Header Ads

Karena Tidak Tepat Sasaran, Rp8 M Dana Raskin Sia-Sia

acehbaru.com | Aceh Utara- Total anggaran yang diplot untuk kebutuhan pengadaan beras miskin gratis setiap tahun di Kabupaten Aceh Utara nyaris mencapai Rp15 miliar. Dari jumlah sebanyak itu, hanya Rp6 miliar yang tepat sasaran, sisanya Rp8 miliar menjadi sia-sia, karena yang menikmati Raskin dari keluarga mampu.

Penyaluran beras miskin tidak tepat sasaran karena sistem pengawasan di lapangan cukup lemah. Ke depan, selain camat, juga harus dilibatkan pihak TNI/Polri dalam tim pengawasan penyaluran beras miskin. Kepada tim tersebut juga dintruksikan untuk menempelkan label penerima bantuan di rumah penerima bantuan Raskin.

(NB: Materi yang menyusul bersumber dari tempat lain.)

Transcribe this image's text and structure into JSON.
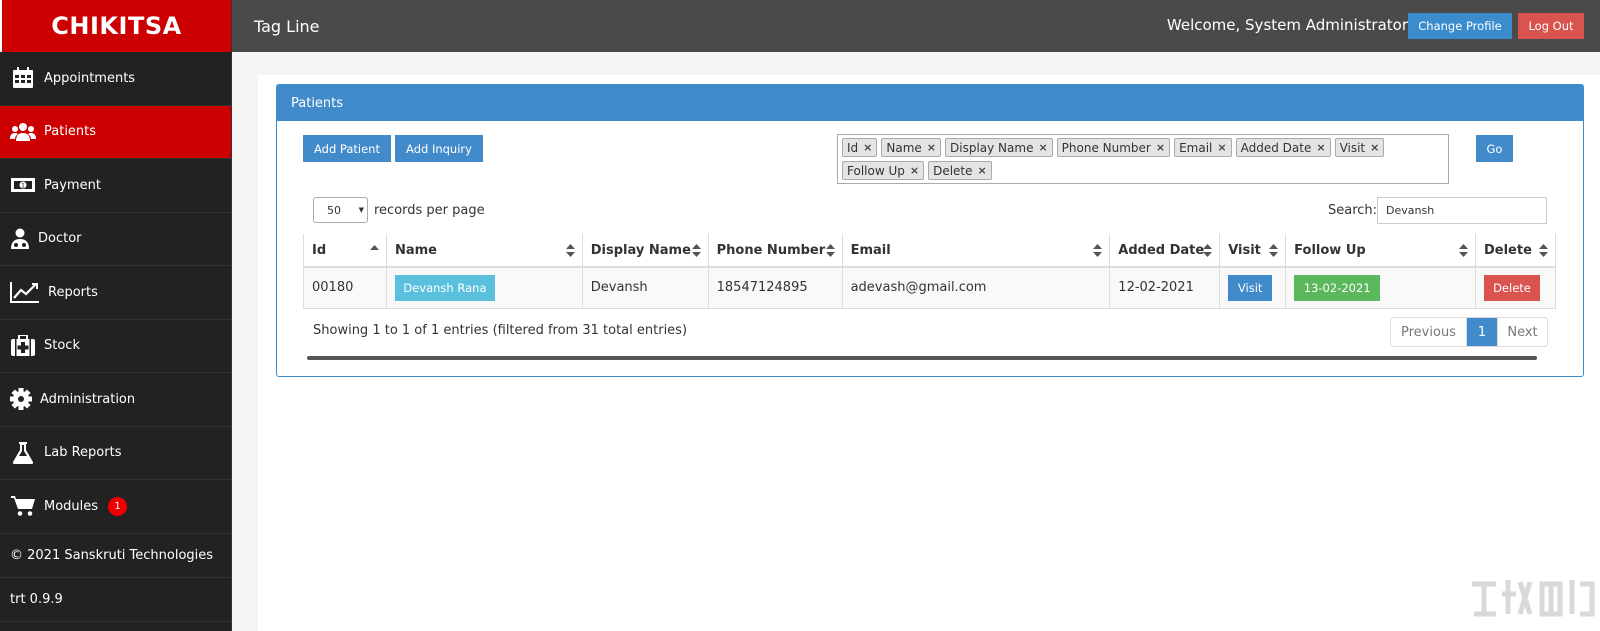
{
  "brand": "CHIKITSA",
  "topbar": {
    "tagline": "Tag Line",
    "welcome": "Welcome, System Administrator",
    "change_profile": "Change Profile",
    "logout": "Log Out"
  },
  "sidebar": {
    "items": [
      {
        "label": "Appointments",
        "icon": "calendar-icon"
      },
      {
        "label": "Patients",
        "icon": "users-icon",
        "active": true
      },
      {
        "label": "Payment",
        "icon": "money-icon"
      },
      {
        "label": "Doctor",
        "icon": "doctor-icon"
      },
      {
        "label": "Reports",
        "icon": "chart-line-icon"
      },
      {
        "label": "Stock",
        "icon": "medkit-icon"
      },
      {
        "label": "Administration",
        "icon": "gear-icon"
      },
      {
        "label": "Lab Reports",
        "icon": "flask-icon"
      },
      {
        "label": "Modules",
        "icon": "cart-icon",
        "badge": "1"
      }
    ],
    "copyright": "© 2021 Sanskruti Technologies",
    "version": "trt 0.9.9"
  },
  "panel": {
    "title": "Patients",
    "add_patient": "Add Patient",
    "add_inquiry": "Add Inquiry",
    "go": "Go",
    "column_tags": [
      "Id",
      "Name",
      "Display Name",
      "Phone Number",
      "Email",
      "Added Date",
      "Visit",
      "Follow Up",
      "Delete"
    ],
    "records_value": "50",
    "records_label": "records per page",
    "search_label": "Search:",
    "search_value": "Devansh"
  },
  "table": {
    "headers": [
      "Id",
      "Name",
      "Display Name",
      "Phone Number",
      "Email",
      "Added Date",
      "Visit",
      "Follow Up",
      "Delete"
    ],
    "rows": [
      {
        "id": "00180",
        "name": "Devansh Rana",
        "display_name": "Devansh",
        "phone": "18547124895",
        "email": "adevash@gmail.com",
        "added_date": "12-02-2021",
        "visit": "Visit",
        "follow_up": "13-02-2021",
        "delete": "Delete"
      }
    ]
  },
  "footer": {
    "showing": "Showing 1 to 1 of 1 entries (filtered from 31 total entries)",
    "previous": "Previous",
    "page": "1",
    "next": "Next"
  },
  "colors": {
    "brand_red": "#cc0000",
    "sidebar_bg": "#222222",
    "topbar_bg": "#4a4a4a",
    "primary": "#428bca",
    "info": "#5bc0de",
    "success": "#5cb85c",
    "danger": "#d9534f"
  }
}
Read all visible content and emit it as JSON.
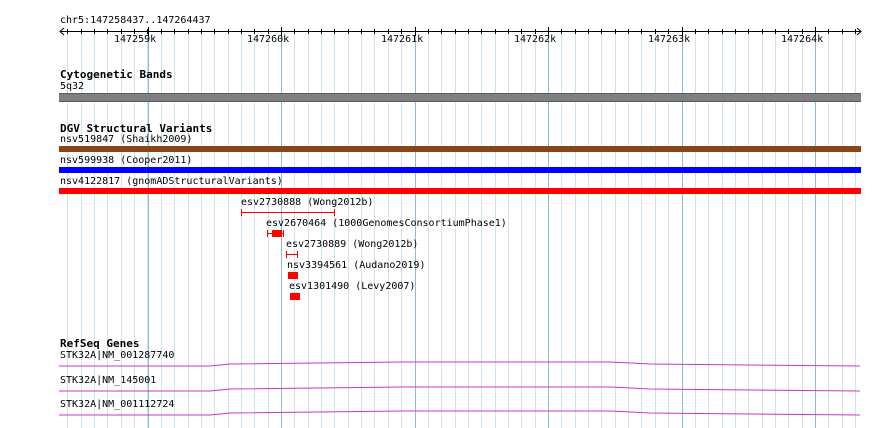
{
  "ruler": {
    "position": "chr5:147258437..147264437",
    "ticks": [
      "147259k",
      "147260k",
      "147261k",
      "147262k",
      "147263k",
      "147264k"
    ]
  },
  "tracks": {
    "cytoband": {
      "title": "Cytogenetic Bands",
      "band": "5q32",
      "color": "#808080"
    },
    "dgv": {
      "title": "DGV Structural Variants",
      "full_width": [
        {
          "label": "nsv519847 (Shaikh2009)",
          "color": "#8b4513"
        },
        {
          "label": "nsv599938 (Cooper2011)",
          "color": "#0000ff"
        },
        {
          "label": "nsv4122817 (gnomADStructuralVariants)",
          "color": "#ff0000"
        }
      ],
      "local": [
        {
          "label": "esv2730888 (Wong2012b)",
          "style": "line",
          "color": "#ff0000"
        },
        {
          "label": "esv2670464 (1000GenomesConsortiumPhase1)",
          "style": "box-line",
          "color": "#ff0000"
        },
        {
          "label": "esv2730889 (Wong2012b)",
          "style": "line",
          "color": "#ff0000"
        },
        {
          "label": "nsv3394561 (Audano2019)",
          "style": "box",
          "color": "#ff0000"
        },
        {
          "label": "esv1301490 (Levy2007)",
          "style": "box",
          "color": "#ff0000"
        }
      ]
    },
    "refseq": {
      "title": "RefSeq Genes",
      "genes": [
        {
          "label": "STK32A|NM_001287740",
          "color": "#cc33cc"
        },
        {
          "label": "STK32A|NM_145001",
          "color": "#cc33cc"
        },
        {
          "label": "STK32A|NM_001112724",
          "color": "#cc33cc"
        }
      ]
    }
  },
  "colors": {
    "grid_major": "#87c0d6",
    "grid_minor": "#cfe3ec"
  }
}
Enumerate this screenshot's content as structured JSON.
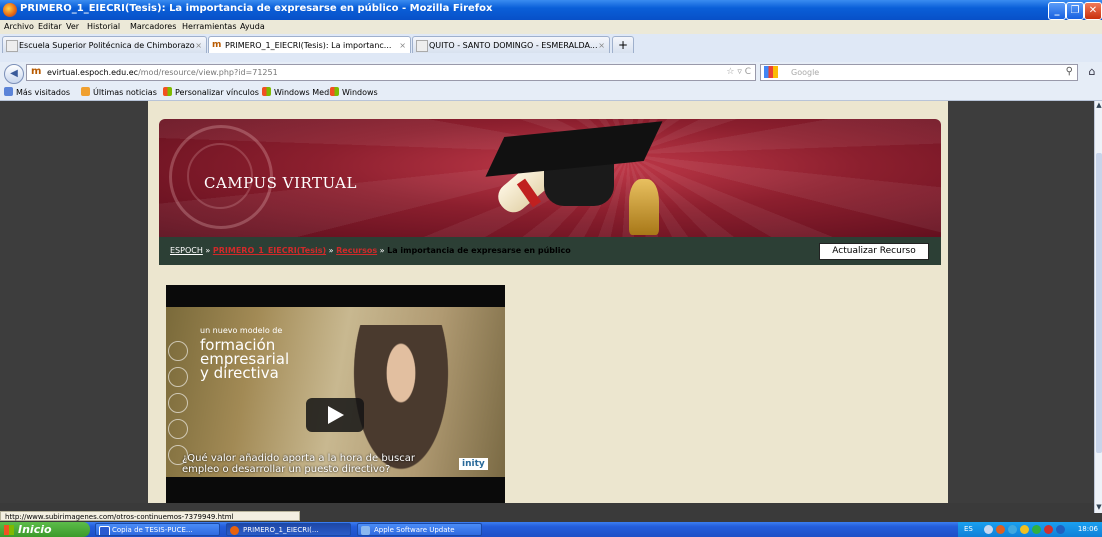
{
  "window": {
    "title": "PRIMERO_1_EIECRI(Tesis): La importancia de expresarse en público - Mozilla Firefox"
  },
  "menu": [
    "Archivo",
    "Editar",
    "Ver",
    "Historial",
    "Marcadores",
    "Herramientas",
    "Ayuda"
  ],
  "tabs": [
    {
      "label": "Escuela Superior Politécnica de Chimborazo",
      "active": false
    },
    {
      "label": "PRIMERO_1_EIECRI(Tesis): La importanc...",
      "active": true
    },
    {
      "label": "QUITO - SANTO DOMINGO - ESMERALDA...",
      "active": false
    }
  ],
  "navbar": {
    "url_domain": "evirtual.espoch.edu.ec",
    "url_path": "/mod/resource/view.php?id=71251",
    "search_placeholder": "Google"
  },
  "bookmarks": [
    "Más visitados",
    "Últimas noticias",
    "Personalizar vínculos",
    "Windows Media",
    "Windows"
  ],
  "page": {
    "banner_title": "CAMPUS VIRTUAL",
    "breadcrumb": {
      "home": "ESPOCH",
      "course": "PRIMERO_1_EIECRI(Tesis)",
      "section": "Recursos",
      "current": "La importancia de expresarse en público",
      "sep": "»"
    },
    "update_button": "Actualizar Recurso",
    "video": {
      "overlay_line0": "un nuevo modelo de",
      "overlay_line1": "formación",
      "overlay_line2": "empresarial",
      "overlay_line3": "y directiva",
      "caption_line1": "¿Qué valor añadido  aporta a la hora de buscar",
      "caption_line2": "empleo o desarrollar un puesto directivo?",
      "brand": "inity"
    }
  },
  "status_url": "http://www.subirimagenes.com/otros-continuemos-7379949.html",
  "taskbar": {
    "start": "Inicio",
    "tasks": [
      "Copia de TESIS-PUCE...",
      "PRIMERO_1_EIECRI(...",
      "Apple Software Update"
    ],
    "lang": "ES",
    "clock": "18:06"
  }
}
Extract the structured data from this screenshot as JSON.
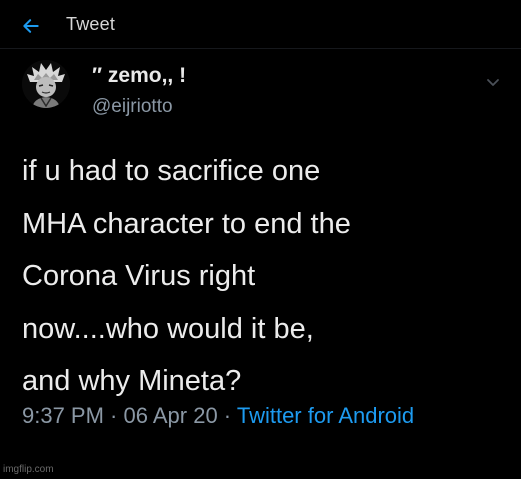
{
  "header": {
    "back_icon": "arrow-left-icon",
    "title": "Tweet"
  },
  "author": {
    "display_name": "″ zemo,, !",
    "username": "@eijriotto",
    "avatar_icon": "anime-character-avatar"
  },
  "menu_icon": "chevron-down-icon",
  "tweet": {
    "text": "if u had to sacrifice one\nMHA character to end the\nCorona Virus right\nnow....who would it be,\nand why Mineta?",
    "time": "9:37 PM",
    "separator": " · ",
    "date": "06 Apr 20",
    "source": "Twitter for Android"
  },
  "watermark": "imgflip.com",
  "colors": {
    "background": "#000000",
    "primary_text": "#e7e9ea",
    "secondary_text": "#8b98a5",
    "accent": "#1d9bf0"
  }
}
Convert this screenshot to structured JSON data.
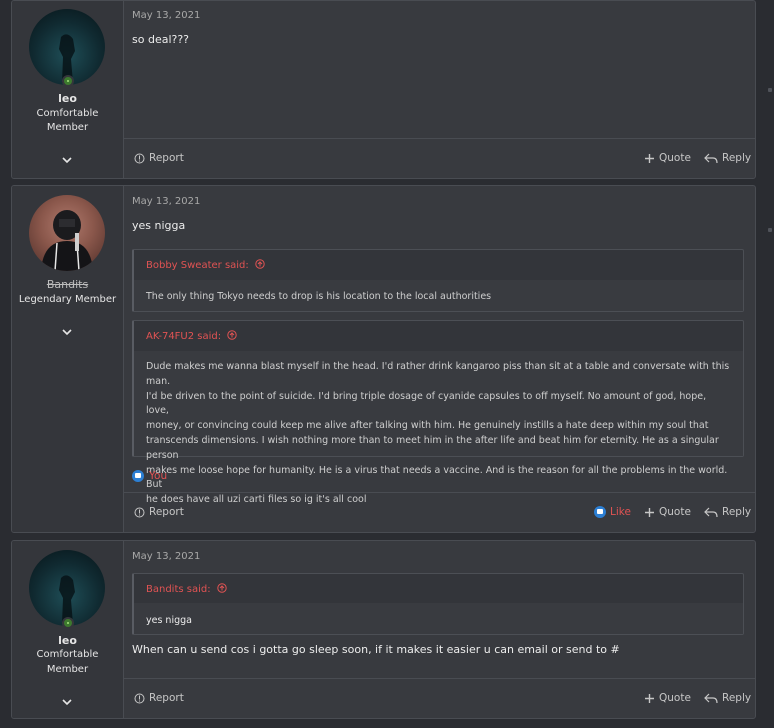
{
  "posts": [
    {
      "username": "leo",
      "user_title": "Comfortable Member",
      "user_title_line1": "Comfortable",
      "user_title_line2": "Member",
      "date": "May 13, 2021",
      "message": "so deal???",
      "actions": {
        "report": "Report",
        "quote": "Quote",
        "reply": "Reply"
      }
    },
    {
      "username": "Bandits",
      "user_title": "Legendary Member",
      "date": "May 13, 2021",
      "message": "yes nigga",
      "quotes": [
        {
          "author_line": "Bobby Sweater said:",
          "text": "The only thing Tokyo needs to drop is his location to the local authorities"
        },
        {
          "author_line": "AK-74FU2 said:",
          "lines": [
            "Dude makes me wanna blast myself in the head. I'd rather drink kangaroo piss than sit at a table and conversate with this man.",
            "I'd be driven to the point of suicide. I'd bring triple dosage of cyanide capsules to off myself. No amount of god, hope, love,",
            "money, or convincing could keep me alive after talking with him. He genuinely instills a hate deep within my soul that",
            "transcends dimensions. I wish nothing more than to meet him in the after life and beat him for eternity. He as a singular person",
            "makes me loose hope for humanity. He is a virus that needs a vaccine. And is the reason for all the problems in the world. But",
            "he does have all uzi carti files so ig it's all cool"
          ]
        }
      ],
      "reaction": "You",
      "actions": {
        "report": "Report",
        "like": "Like",
        "quote": "Quote",
        "reply": "Reply"
      }
    },
    {
      "username": "leo",
      "user_title_line1": "Comfortable",
      "user_title_line2": "Member",
      "date": "May 13, 2021",
      "quotes": [
        {
          "author_line": "Bandits said:",
          "text": "yes nigga"
        }
      ],
      "message": "When can u send cos i gotta go sleep soon, if it makes it easier u can email or send to #",
      "actions": {
        "report": "Report",
        "quote": "Quote",
        "reply": "Reply"
      }
    }
  ],
  "colors": {
    "accent_red": "#e05353",
    "online_green": "#3d7a2e",
    "like_blue": "#2c7fd4"
  }
}
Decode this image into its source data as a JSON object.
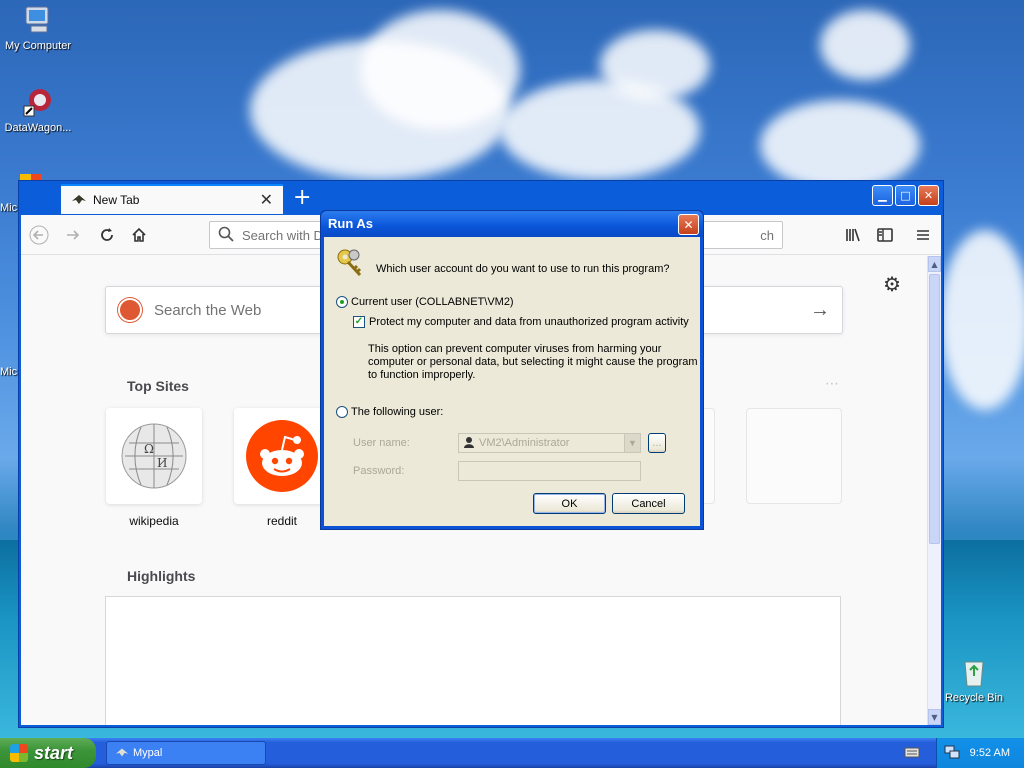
{
  "desktop": {
    "icons": [
      {
        "label": "My Computer"
      },
      {
        "label": "DataWagon..."
      },
      {
        "label": "Mic"
      },
      {
        "label": "Mic"
      },
      {
        "label": "Recycle Bin"
      }
    ]
  },
  "browser": {
    "tab_title": "New Tab",
    "tab_close": "✕",
    "new_tab": "+",
    "urlbar_placeholder": "Search with D",
    "urlbar_tail": "ch",
    "search_web_placeholder": "Search the Web",
    "top_sites_heading": "Top Sites",
    "highlights_heading": "Highlights",
    "sites": [
      {
        "label": "wikipedia"
      },
      {
        "label": "reddit"
      }
    ]
  },
  "dialog": {
    "title": "Run As",
    "close": "✕",
    "question": "Which user account do you want to use to run this program?",
    "current_user_label": "Current user (COLLABNET\\VM2)",
    "protect_label": "Protect my computer and data from unauthorized program activity",
    "protect_desc": "This option can prevent computer viruses from harming your computer or personal data, but selecting it might cause the program to function improperly.",
    "following_user_label": "The following user:",
    "user_name_label": "User name:",
    "user_name_value": "VM2\\Administrator",
    "password_label": "Password:",
    "browse_label": "...",
    "ok_label": "OK",
    "cancel_label": "Cancel"
  },
  "taskbar": {
    "start_label": "start",
    "task_label": "Mypal",
    "clock": "9:52 AM"
  }
}
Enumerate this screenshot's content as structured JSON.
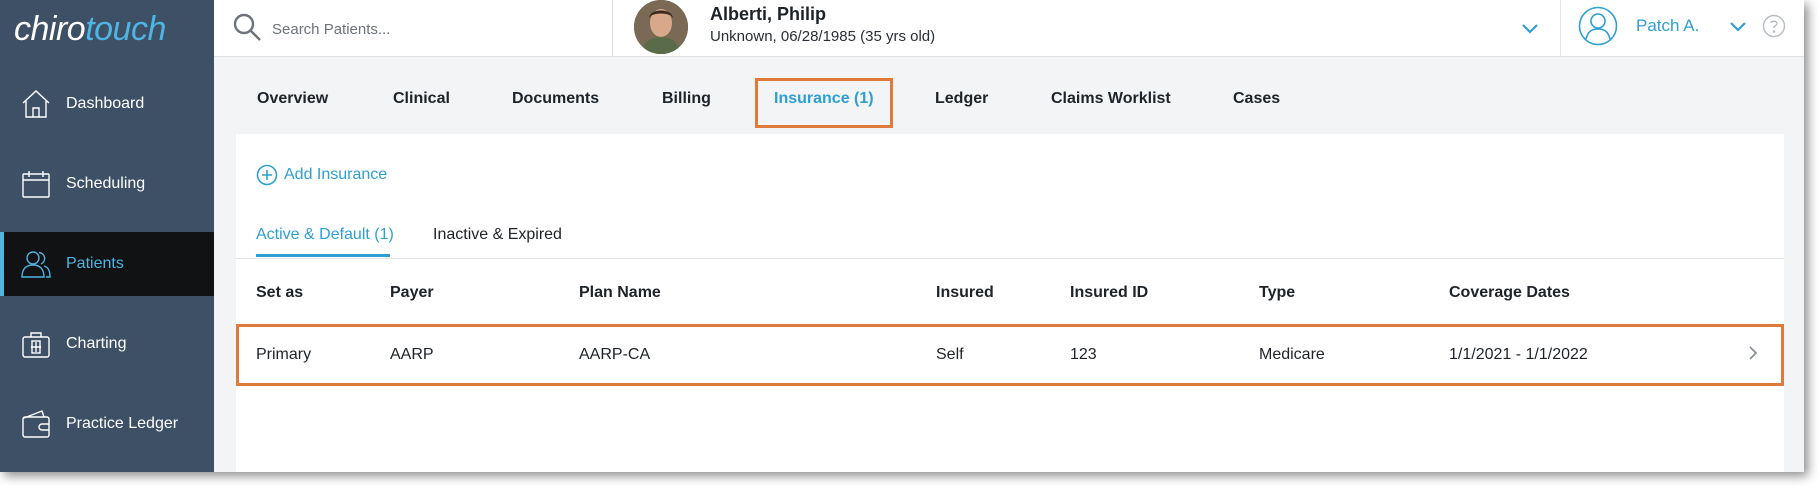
{
  "brand": {
    "part1": "chiro",
    "part2": "touch"
  },
  "sidebar": {
    "items": [
      {
        "label": "Dashboard",
        "icon": "home-icon"
      },
      {
        "label": "Scheduling",
        "icon": "calendar-icon"
      },
      {
        "label": "Patients",
        "icon": "users-icon",
        "active": true
      },
      {
        "label": "Charting",
        "icon": "medical-kit-icon"
      },
      {
        "label": "Practice Ledger",
        "icon": "wallet-icon"
      }
    ]
  },
  "header": {
    "search_placeholder": "Search Patients...",
    "patient_name": "Alberti, Philip",
    "patient_info": "Unknown, 06/28/1985 (35 yrs old)",
    "user_name": "Patch A."
  },
  "tabs": [
    {
      "label": "Overview"
    },
    {
      "label": "Clinical"
    },
    {
      "label": "Documents"
    },
    {
      "label": "Billing"
    },
    {
      "label": "Insurance (1)",
      "active": true
    },
    {
      "label": "Ledger"
    },
    {
      "label": "Claims Worklist"
    },
    {
      "label": "Cases"
    }
  ],
  "insurance": {
    "add_label": "Add Insurance",
    "subtabs": [
      {
        "label": "Active & Default (1)",
        "active": true
      },
      {
        "label": "Inactive & Expired"
      }
    ],
    "columns": [
      "Set as",
      "Payer",
      "Plan Name",
      "Insured",
      "Insured ID",
      "Type",
      "Coverage Dates"
    ],
    "rows": [
      [
        "Primary",
        "AARP",
        "AARP-CA",
        "Self",
        "123",
        "Medicare",
        "1/1/2021 - 1/1/2022"
      ]
    ]
  },
  "colors": {
    "accent": "#2e9fd3",
    "sidebar": "#3d5066",
    "sidebar_active": "#101214",
    "highlight": "#e07a3a"
  }
}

Agar label tersebut tidak dirobek oleh pemilik rumah, camat harus membentuk tim intelijen di tingkat kecamatan sehingga pemerintah kecamatan akan mengetahui rumah-rumah mana saja yang sudah merobek label tersebut. Sistem pengawasan seperti itu akan menjadikan data penerima Raskin akurat.

“Selama ini, adik kandung saya PNS yang suaminya juga PNS dapat beras miskin. Ini kan lucu. Ini tidak boleh terjadi. Saya sengaja memberikan contoh pada keluarga saya sendiri. Ini membuktikan, data penyaluran Raskin selama ini tidak tepat sasaran,” kata Bupati Aceh Utara Muhammad Thaib.

Dan informasi yang masuk padanya, kata bupati, dari Rp15 miliar dana tersebut, hanya Rp6 miliar yang tepat sasaran. Jika demikian, maka sebaiknya dana Rp8 miliar yang tidak tepat sasaran dapat dipergunakan untuk kebutuhan lainnya, seperti untuk peningkatan sumber daya manusia dan pertanian. (abi)

Tidak ada komentar

Diberdayakan oleh Blogger.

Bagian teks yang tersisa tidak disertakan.